Il n’est pas encore l’heure d’ouvrir les lieux culturels. Roselyne Bachelot, ministre de la Culture, l’a dit et redit. Faut-il alors annuler la suite de la saison ? Le débat est lancé.

Toujours pas de dates. La ministre de la Culture, Roselyne Bachelot, justifie le prolongement de la fermeture des lieux culturels par l’application du « principe de précaution ». La raison : l’arrivée en France des virus variants. Il n’y aura donc pas de réouverture très prochaine des cinémas, théâtres, salles de concert, musées… 

Ce manque de perspectives a plongé depuis plusieurs mois tout un secteur dans le désarroi et la colère. Raphaëlle Girard, directrice du Rive gauche à Saint-Étienne-du-Rouvray « continue à ne pas comprendre. Je ne nie pas que les chiffres sont importants, que l’épidémie n’est pas finie. Pendant le confinement généralisé, il est normal que les théâtres soient fermés. Mais là, nous sommes fermés et les lieux de cultes sont ouverts. Je n’arrive pas à m’y résoudre ». Autre remarque de Jean-François Driant, directeur du Volcan au Havre : « tous les services publics sont ouverts. Sauf nous ! Nous sommes un service public du spectacle vivant ». « Nous sommes les seuls et cela nous oblige à prendre des décisions que l’on devrait pas. Cela pose des questions sur l’exception culturelle qui s’inverse », rajoute Valérie Baran, directrice du Tangram à Évreux

Une fatigue morale

Comment envisager le présent et aussi le futur ? Depuis le deuxième confinement en automne 2020, les salles sont fermées au public mais ont l’autorisation d’accueillir les artistes pour des résidences de travail et de création. Les compagnies ont investi de nombreux plateaux régionaux. À l’Opéra de Rouen Normandie, les représentations de Pelléas et Mélisande se tiendront aux dates prévues mais sans public. « Nous sommes une maison de production avec des artistes qui sont là. Nous arrivons à faire de la musique d’une manière ou d’une autre. Il faut inventer de nouvelles formes. Nous y travaillons », rappelle le directeur Loïc Lachenal. 

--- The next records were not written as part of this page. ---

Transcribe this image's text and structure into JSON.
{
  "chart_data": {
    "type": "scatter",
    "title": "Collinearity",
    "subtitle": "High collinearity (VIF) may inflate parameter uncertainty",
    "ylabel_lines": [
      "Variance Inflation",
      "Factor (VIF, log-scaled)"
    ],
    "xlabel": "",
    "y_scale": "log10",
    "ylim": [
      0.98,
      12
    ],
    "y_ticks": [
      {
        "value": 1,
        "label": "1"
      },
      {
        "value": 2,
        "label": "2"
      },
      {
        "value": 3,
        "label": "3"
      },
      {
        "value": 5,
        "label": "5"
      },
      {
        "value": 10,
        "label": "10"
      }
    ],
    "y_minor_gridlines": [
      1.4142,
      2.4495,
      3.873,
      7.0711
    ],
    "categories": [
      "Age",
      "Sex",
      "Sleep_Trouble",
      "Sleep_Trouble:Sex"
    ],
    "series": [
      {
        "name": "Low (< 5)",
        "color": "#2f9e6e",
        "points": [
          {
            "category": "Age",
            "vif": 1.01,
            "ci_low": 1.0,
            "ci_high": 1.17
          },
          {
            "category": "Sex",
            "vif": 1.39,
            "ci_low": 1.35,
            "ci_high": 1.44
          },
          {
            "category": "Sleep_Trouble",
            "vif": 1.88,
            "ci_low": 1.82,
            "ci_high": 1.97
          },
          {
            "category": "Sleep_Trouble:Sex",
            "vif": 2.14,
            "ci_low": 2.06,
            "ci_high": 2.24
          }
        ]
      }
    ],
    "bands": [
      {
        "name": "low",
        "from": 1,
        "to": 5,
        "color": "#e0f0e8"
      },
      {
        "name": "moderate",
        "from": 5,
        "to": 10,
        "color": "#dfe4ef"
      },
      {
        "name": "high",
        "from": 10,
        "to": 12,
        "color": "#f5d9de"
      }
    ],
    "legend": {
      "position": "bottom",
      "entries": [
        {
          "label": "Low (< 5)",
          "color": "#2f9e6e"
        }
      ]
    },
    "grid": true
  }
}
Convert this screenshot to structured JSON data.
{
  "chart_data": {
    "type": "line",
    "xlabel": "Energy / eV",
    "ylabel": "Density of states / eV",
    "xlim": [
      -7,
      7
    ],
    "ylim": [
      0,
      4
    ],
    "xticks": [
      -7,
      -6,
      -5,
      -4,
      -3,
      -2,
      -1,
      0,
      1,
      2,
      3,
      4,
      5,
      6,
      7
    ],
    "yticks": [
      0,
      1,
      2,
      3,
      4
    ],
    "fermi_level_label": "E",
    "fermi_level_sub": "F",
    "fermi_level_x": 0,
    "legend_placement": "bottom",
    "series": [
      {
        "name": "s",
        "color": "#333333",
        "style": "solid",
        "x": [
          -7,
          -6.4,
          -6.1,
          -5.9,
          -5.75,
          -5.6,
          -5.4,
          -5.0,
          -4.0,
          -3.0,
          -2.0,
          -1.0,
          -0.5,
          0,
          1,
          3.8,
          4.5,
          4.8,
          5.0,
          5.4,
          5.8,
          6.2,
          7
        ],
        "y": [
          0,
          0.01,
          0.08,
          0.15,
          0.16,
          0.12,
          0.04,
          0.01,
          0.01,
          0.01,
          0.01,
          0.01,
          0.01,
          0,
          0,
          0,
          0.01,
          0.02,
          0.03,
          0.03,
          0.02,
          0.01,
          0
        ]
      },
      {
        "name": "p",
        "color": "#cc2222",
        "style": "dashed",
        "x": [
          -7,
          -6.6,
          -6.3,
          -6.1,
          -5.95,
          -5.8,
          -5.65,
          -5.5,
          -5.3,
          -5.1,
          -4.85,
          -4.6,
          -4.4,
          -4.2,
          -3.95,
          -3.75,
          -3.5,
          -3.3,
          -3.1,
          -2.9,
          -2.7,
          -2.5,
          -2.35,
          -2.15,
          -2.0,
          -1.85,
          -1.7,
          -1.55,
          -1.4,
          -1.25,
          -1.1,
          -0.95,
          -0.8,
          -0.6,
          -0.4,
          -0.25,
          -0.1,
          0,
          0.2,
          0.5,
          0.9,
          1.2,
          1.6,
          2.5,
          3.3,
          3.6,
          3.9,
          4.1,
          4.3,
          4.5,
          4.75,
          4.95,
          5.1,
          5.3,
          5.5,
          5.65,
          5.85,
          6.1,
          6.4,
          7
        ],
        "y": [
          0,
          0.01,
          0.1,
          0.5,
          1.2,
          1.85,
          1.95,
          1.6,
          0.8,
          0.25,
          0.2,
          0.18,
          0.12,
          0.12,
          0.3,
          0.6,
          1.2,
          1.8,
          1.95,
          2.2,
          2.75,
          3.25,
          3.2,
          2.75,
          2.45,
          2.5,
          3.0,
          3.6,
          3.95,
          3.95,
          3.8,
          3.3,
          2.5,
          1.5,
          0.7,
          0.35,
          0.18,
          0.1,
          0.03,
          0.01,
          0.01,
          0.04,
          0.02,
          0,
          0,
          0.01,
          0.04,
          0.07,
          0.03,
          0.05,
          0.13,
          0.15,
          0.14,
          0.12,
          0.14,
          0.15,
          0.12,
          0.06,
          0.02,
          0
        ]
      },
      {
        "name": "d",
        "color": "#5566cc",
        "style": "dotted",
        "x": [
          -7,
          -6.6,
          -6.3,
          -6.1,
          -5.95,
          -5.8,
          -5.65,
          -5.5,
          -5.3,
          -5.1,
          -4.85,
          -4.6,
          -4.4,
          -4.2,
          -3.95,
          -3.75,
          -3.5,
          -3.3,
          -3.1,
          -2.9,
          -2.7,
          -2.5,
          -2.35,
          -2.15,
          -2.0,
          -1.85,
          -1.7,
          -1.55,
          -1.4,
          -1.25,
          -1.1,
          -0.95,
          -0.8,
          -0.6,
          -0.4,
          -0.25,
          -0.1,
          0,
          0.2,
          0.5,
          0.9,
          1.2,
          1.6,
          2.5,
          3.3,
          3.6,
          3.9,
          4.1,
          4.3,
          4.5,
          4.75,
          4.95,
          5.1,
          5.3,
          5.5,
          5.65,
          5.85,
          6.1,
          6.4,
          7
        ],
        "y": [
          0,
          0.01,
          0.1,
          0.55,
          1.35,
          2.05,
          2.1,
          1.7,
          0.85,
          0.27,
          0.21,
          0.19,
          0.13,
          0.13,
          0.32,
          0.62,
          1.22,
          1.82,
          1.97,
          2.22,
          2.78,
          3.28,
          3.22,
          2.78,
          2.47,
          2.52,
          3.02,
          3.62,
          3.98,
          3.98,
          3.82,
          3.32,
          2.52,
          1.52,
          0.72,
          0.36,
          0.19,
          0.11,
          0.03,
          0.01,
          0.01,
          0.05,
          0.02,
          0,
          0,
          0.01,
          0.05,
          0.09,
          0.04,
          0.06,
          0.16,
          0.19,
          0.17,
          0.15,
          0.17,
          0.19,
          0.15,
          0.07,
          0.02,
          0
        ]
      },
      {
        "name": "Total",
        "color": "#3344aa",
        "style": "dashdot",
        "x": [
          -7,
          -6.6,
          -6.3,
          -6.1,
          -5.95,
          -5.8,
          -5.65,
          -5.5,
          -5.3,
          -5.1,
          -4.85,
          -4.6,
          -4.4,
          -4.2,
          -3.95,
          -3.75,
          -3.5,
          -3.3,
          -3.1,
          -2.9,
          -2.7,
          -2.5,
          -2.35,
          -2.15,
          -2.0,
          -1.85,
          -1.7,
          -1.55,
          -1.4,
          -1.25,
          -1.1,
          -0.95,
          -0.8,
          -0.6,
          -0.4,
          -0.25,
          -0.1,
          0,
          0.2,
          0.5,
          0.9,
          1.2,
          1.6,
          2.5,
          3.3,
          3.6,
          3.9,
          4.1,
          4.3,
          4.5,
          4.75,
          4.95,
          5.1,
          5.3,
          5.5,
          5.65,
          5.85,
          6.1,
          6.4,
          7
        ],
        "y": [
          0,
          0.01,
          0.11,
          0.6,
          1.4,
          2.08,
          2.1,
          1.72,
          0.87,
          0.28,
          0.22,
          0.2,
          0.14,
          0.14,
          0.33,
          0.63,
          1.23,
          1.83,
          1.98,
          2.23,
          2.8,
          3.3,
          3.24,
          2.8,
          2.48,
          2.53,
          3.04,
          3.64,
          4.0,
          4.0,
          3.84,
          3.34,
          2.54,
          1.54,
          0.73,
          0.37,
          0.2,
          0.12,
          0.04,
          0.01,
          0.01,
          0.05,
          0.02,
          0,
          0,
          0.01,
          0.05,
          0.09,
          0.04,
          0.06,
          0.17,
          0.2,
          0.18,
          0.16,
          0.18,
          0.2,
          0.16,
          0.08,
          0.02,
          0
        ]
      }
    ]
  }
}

Qu’en est-il des concerts et des représentations de cette saison qui court jusqu’en juin, avec des dates reportées de la programmation précédente ? Faut-il aller jusqu’à annuler les saisons comme Le Théâtre de la Cité, le CDN de Toulouse ? « C’est une façon de communiquer très forte. Mais nous sommes presque réduits à cela. Nous n’en pouvons plus d’attendre et nous ne voulons plus rester devant des silences. Nous ne pouvons pas attendre une décision pour le lendemain. Nous ne sommes pas des commerces de détail », martèle Valérie Baran.

Les avis divergent. À L’Étincelle à Rouen, l’équipe réfléchit à un arrêt temporaire de la diffusion avec un paiement des engagements. « Cela commence à faire trop long. Nous ne pouvons pas seulement regarder passer les trains. Toutes les deux semaines, on annule les spectacles. On engage des frais pour peut-être ne pas jouer. Depuis le début, nous sommes en ordre de marche, en tension pour rien. Mon rôle de coordinateur m’a fait prendre conscience de notre malaise. Nous ne pouvons pas nous résigner à quelque chose qui ne viendra pas. Dans ce contexte, il est impossible de raisonner sérieusement et efficacement. Il faut que l’on prenne l’eau le moins possible pour garder le bateau hors de l’eau quand il sera possible d’avancer. Sinon, on va tous sombrer. Et annuler, c’est geler la programmation pour qu’elle reprenne mieux. C’est une forme de reprise en main. Cela permet de libérer les esprits, les énergies, de fixer les règles, de travailler à la reprises et de laisser les salles libres pour des résidences », explique Bertrand Landais, coordinateur du projet artistique, culturel, et territorial de L’Étincelle.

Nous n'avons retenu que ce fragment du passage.